Sunday, October 17, 2010

Arvo



To Arto, Arlo, Aldo, let us add Arvo, as in Arvo Pärt.

Friday, October 15, 2010

Lois



This post is inspired, in part, by a native Russian speaker's inability to properly pronounce "Lois Weber." First he called her Lewis, then he called her Loy.

It is also inspired by something I occasionally reflect on, namely, mid-to-late-nineties/early-aughts indie-rock bands that have (old-timey) feminine names, e.g., Lois (or am I thinking of this Lois?), Ida, Beulah. A related post might be on all the names of women that appear (what is the auditory equivalent of "appear"?) in Destroyer songs, e.g., Michelle ("The Very Modern Dance"), Tabitha ("Your Blood"), Contessa ("Streets of Fire"), but there's not much I can about that, and I've already fallen behind on keeping this blog a lively thing.

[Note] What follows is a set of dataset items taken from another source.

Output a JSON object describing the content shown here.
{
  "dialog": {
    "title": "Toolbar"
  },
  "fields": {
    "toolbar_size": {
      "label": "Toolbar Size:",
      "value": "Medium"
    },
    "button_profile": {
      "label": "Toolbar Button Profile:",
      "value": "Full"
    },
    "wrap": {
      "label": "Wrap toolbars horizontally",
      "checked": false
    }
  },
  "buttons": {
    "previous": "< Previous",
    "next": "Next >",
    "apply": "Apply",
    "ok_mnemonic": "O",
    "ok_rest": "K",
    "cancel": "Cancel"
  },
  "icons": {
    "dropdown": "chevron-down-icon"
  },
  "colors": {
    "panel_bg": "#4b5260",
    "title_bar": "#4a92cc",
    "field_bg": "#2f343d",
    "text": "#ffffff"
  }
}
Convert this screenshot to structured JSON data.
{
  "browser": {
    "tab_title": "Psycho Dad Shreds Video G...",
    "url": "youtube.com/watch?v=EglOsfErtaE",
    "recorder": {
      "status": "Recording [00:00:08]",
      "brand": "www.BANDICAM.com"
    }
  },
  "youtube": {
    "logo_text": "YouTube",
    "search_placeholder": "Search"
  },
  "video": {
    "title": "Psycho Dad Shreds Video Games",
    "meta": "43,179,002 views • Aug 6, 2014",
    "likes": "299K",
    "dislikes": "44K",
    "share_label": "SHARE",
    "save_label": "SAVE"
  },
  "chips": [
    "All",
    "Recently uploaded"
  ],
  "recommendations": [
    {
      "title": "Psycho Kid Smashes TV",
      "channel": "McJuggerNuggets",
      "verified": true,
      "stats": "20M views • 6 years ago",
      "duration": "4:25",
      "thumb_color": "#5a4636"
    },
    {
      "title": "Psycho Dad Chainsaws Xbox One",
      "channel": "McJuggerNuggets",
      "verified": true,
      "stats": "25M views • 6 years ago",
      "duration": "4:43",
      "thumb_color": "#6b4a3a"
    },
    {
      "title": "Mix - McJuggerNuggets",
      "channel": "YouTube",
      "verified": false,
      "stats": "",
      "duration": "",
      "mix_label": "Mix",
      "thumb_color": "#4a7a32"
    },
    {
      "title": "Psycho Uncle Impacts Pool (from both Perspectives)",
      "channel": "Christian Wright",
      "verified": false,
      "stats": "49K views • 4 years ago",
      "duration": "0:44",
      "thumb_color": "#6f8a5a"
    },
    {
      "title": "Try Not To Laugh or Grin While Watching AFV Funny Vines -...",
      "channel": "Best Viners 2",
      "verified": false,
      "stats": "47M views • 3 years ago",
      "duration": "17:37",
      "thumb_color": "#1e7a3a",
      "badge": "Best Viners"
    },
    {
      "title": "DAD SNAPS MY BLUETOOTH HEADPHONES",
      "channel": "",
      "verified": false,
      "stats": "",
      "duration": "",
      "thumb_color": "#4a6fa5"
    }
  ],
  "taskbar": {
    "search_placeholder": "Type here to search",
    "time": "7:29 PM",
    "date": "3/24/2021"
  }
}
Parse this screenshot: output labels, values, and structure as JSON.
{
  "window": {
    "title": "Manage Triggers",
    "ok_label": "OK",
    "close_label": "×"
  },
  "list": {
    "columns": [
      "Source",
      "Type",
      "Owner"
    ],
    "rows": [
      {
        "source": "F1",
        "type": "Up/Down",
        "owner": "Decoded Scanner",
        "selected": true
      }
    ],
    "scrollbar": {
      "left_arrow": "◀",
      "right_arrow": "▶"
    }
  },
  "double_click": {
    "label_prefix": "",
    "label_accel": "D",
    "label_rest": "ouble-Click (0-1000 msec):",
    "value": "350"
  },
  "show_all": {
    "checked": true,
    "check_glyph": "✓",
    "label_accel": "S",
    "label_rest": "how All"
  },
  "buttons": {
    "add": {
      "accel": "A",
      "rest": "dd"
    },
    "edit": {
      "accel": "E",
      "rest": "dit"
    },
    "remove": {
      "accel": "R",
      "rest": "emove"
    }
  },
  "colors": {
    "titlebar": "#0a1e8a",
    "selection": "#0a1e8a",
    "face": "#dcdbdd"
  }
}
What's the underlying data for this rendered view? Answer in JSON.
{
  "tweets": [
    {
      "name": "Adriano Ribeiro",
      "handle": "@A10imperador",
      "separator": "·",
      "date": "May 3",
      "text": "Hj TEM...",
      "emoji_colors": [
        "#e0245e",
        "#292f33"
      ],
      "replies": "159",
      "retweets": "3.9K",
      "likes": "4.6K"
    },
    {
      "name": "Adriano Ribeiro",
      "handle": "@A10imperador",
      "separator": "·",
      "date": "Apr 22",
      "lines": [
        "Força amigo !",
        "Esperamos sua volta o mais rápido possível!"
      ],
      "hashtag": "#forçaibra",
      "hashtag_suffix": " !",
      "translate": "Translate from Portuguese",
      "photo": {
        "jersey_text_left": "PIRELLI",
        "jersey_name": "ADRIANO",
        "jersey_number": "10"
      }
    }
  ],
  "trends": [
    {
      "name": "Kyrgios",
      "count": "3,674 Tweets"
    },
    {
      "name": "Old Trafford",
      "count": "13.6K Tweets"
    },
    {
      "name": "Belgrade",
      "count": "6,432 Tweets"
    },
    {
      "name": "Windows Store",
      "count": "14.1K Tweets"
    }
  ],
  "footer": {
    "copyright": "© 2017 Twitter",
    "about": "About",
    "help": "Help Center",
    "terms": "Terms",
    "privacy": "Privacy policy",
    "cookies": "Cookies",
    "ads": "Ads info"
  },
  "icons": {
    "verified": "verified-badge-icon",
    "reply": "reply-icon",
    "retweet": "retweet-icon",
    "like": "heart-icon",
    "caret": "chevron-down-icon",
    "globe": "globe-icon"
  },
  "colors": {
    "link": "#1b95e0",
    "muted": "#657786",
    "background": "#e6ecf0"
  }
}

So you'll have to imagine it, or just listen to a Destroyer song yourself.

Friday, October 8, 2010

Carroll



I've elsewhere averred that I don't think or, really, care much about pen names, but I just mentioned Doublets so I guess I'll go with a riff on Lewis Carroll. The way I remember his real first name is by noting that Carroll is like Carl which is like Charles, and that his next begins with L, much like Lewis does; I then muse that perhaps his name is Charles Louis, or Lyman, but that's not right, nor that, and eventually I sort everything out and it all comes back to me. And then I think about Carroll O'Connor, whom I used to confuse with Carol Burnett; might we also note that Frances Hodgson Burnett had a son named Vivian, which introduced me to that as a masculine name? I could go on. That is what this blog is for.

Arto



Arto Lindsay's given name is Arthur Morgan Lindsay, so I guess you could consider this post a reprise. But this name intrigues me in its own right. Actually, that's not right. I like thinking about in relationship to two other names: Arlo, as in Guthrie, and Aldo, as in Tambellini. Can we play Doublets with these three names? How do we get from Arlo to Aldo?

Sunday, October 3, 2010

Arthur



I don't particularly care for the fiction of Michael Cunningham, but I can nonetheless appreciate this appreciation:

Let's try to forget that the words "Call me Ishmael" mean anything, and think about how they sound.
Listen to the vowel sounds: ah, ee, soft i, aa. Four of them, each different, and each a soft, soothing note. Listen too to the way the line is bracketed by consonants. We open with the hard c, hit the l at the end of "call," and then, in a lovely act of symmetry, hit the l at the end of "Ishmael." "Call me Arthur" or "Call me Bob" are adequate but not, for musical reasons, as satisfying.